Promotieonderzoek Sandra Schel: “Dakloosheid steeds vaker een kwestie van pech of geluk"
Eind maart promoveerde Sandra Schel, onderzoeker bij het lectoraat Wonen en Welzijn, op de vraag: wat hebben mensen die sociaaleconomisch op achterstand staan nodig om hun leefomstandigheden te verbeteren? Zij deed hiervoor onderzoek naar veranderingen in de situatie van dakloze mensen, vijfenhalf jaar nadat zij zich voor het eerst meldden bij de maatschappelijke opvang. “Als je na vijfenhalf jaar wel een huis hebt maar nog steeds onvoldoende geld voor basisbehoeften, schulden hebt en depressief bent, dan sta je eigenlijk nog steeds buiten spel.”
Dak- en thuisloosheid is een groeiend en steeds structureler probleem. Gemeente Utrecht bijvoorbeeld ziet een toename van de druk op de maatschappelijke opvang, thuislozen die in de auto slapen en zelfs dakloze kinderen, en riep onlangs ‘code rood’ uit. Sandra Schel: “Mijn promotieonderzoek aan de Radboud Universiteit Nijmegen en natuurlijk ons eigen ETHOS telonderzoek laten onder meer zien dat wel of niet dakloos raken een kwestie van pech of geluk kan zijn. Uit de afgelopen telronde bleek wel dat het stereotype beeld van ‘de dakloze’ – een alleenstaande, alcoholverslaafde man van middelbare leeftijd op een bankje in het park – achterhaald is. Bijna een derde van de dakloze volwassenen is vrouw. Kinderen en jongeren vormen ruim 40 procent van het totaal aantal dak- en thuisloze personen.” Dat de cijfers van de ETHOS telling anders zijn dan de cijfers van het CBS, is onder andere omdat het CBS minderjarigen en 65-plussers niet meeneemt. Ook komen mensen die tijdelijk bij vrienden of kennissen of op onconventionele woonplekken verblijven nauwelijks voor in de registers waar het CBS zijn schattingen op baseert.
Nieuw beleid nodig
Er is dus dringend nieuw beleid nodig, stelt Sandra. “Het ETHOS project zorgt voor bewustwording. Door de tellingen krijgen gemeenten inzicht in de werkelijke omvang en aard van de groep dak- en thuisloze mensen. Met die kennis kunnen gemeenten effectief beleid maken voor de aanpak van dak- en thuisloosheid. De resultaten van de eerdere telrondes zijn gelukkig niet ergens onderin een la beland maar worden goed opgepakt. Zo zijn er bijvoorbeeld nieuwe afspraken met woningcorporaties gemaakt, waardoor jongeren en jongvolwassenen beter geholpen kunnen worden. De focus verschuift van mensen in de maatschappelijke opvang naar mensen die van bank naar bank en van camping naar camping trekken. Door de tellingen beseffen bovendien ook andere organisaties dat zij een rol hebben in het oplossen van dakloosheid. Ook in ons onderwijs geven we dit mee. Als docent-onderzoeker bij de HU begeleid ik afstudeerprojecten van de opleiding Social Work op het gebied van dakloosheid. De studenten – de professionals van morgen – kijken hierbij nu al naar de bredere definitie van dakloosheid.”

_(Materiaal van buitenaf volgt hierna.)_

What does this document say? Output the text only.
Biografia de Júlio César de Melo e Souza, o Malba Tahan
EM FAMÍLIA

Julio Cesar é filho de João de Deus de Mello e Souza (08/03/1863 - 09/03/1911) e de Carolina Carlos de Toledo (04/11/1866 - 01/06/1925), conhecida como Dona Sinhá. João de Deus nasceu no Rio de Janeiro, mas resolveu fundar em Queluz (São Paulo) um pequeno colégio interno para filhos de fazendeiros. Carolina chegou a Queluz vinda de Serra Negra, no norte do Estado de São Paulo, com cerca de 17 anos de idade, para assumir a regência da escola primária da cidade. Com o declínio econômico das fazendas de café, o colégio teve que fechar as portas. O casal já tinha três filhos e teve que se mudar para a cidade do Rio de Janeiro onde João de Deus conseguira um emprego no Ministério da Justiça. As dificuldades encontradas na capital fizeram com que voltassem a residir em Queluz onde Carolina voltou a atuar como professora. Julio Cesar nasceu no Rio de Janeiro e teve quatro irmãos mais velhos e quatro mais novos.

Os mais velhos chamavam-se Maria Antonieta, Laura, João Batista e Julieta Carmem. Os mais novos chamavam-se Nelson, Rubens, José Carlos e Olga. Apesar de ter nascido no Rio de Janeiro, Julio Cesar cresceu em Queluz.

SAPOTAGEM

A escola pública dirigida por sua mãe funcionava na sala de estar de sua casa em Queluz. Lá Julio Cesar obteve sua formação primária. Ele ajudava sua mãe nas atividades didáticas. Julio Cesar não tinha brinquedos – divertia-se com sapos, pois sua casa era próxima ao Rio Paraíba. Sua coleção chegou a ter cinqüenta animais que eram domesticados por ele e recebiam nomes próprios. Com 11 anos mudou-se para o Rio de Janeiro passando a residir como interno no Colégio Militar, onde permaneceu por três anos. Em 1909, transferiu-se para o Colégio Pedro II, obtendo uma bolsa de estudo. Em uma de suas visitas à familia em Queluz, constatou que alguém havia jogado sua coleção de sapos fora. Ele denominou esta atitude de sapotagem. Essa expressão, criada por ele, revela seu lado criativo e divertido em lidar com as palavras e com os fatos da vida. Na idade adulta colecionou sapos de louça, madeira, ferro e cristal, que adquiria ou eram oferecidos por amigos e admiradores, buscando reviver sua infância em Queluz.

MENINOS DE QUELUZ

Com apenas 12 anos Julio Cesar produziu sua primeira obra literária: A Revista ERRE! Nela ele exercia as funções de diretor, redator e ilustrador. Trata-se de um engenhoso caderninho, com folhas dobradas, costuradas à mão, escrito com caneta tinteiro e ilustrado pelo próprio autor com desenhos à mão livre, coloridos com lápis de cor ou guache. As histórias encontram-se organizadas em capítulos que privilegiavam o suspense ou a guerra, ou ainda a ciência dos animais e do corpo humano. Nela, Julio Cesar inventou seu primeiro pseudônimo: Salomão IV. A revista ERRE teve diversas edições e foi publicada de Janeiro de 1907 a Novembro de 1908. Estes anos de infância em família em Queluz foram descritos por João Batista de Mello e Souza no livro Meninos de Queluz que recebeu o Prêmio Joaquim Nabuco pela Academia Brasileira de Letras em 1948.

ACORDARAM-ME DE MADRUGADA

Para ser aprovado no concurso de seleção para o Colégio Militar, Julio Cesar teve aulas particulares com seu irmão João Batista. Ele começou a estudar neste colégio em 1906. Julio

"De verschillende problemen van mensen hangen vaak sterk samen"
Dweilen met de kraan open
En dit is maar een begin, als het aan Sandra ligt. “Uit mijn promotieonderzoek blijkt bijvoorbeeld dat voormalig dakloze mensen na vijfenhalf misschien wel een huis hebben, maar ook nog steeds schulden hebben en moeite hebben om rond te komen. Ze hebben vaak onvoldoende sociaal vangnet en kampen met stress en andere gezondheidsklachten. Dit zijn allemaal risicofactoren voor herhaalde dakloosheid. Zo bekruipt mij het gevoel dat we dweilen met de kraan open. We moeten echt toe naar brede en geïntegreerde beleidsmaatregelen om de bestaanszekerheid te versterken”, vervolgt Sandra. “De resultaten van mijn onderzoek onderstrepen dat ook. Ik denk dan bijvoorbeeld aan het verhogen van het sociaal minimum. We weten al zoveel over wat werkt, zoals inzetten op preventie, of ‘Housing First’. Als iemand vanuit passende huisvesting en financiële rust weer iets op kan gaan bouwen, is de kans op succes veel groter.”
Ervaringsdeskundigen
Ook komt uit het promotieonderzoek naar voren dat ondersteuning van dakloze mensen en mensen die leven in langdurige armoede, uit moet gaan van de behoeften van mensen zelf. “Erken daarbij de mens als geheel en het feit dat verschillende problemen die mensen hebben vaak sterk samenhangen. Voorkom dat mensen voor ieder probleem een apart hulptraject krijgen; zorg ervoor dat dit zoveel mogelijk geïntegreerd is in één ondersteuningstraject. Sociaal werkers zijn nu nog te vaak met handen en voeten gebonden aan regels die de mensen zelf niet verder helpen.” Ook benadrukken de resultaten van het promotieonderzoek de noodzaak om het perspectief van mensen met ervaringskennis en ervaringsdeskundigen te betrekken bij de ontwikkeling van dit beleid. “Beleid wordt nu vaak gemaakt door ambtenaren die meestal geen eigen ervaringen hebben met armoede en dakloosheid. Ervaringsdeskundigen en mensen met ervaringskennis kunnen een brug slaan tussen de papieren werkelijkheid en de echte wereld en horen dus aan die beleidstafel.”
Nieuwe ronde ETHOS tellingen
Op 9 en 11 april brengen ongeveer 370 organisaties in 55 gemeentes dak- en thuisloze mensen in kaart tijdens de nieuwe ETHOS telling van Hogeschool Utrecht en Kansfonds. Doel is inzicht te krijgen in de werkelijke omvang en aard van de groep dak- en thuisloze mensen. Bij de ETHOS telling wordt dakloosheid gedefinieerd als een gebrek aan volwaardige huisvesting. ETHOS staat voor ‘European Typology of Homelessness and Housing Exclusion’. Deze classificatie wordt in Europa gezien als de best onderbouwde en meest gezaghebbende manier om dakloosheid te meten.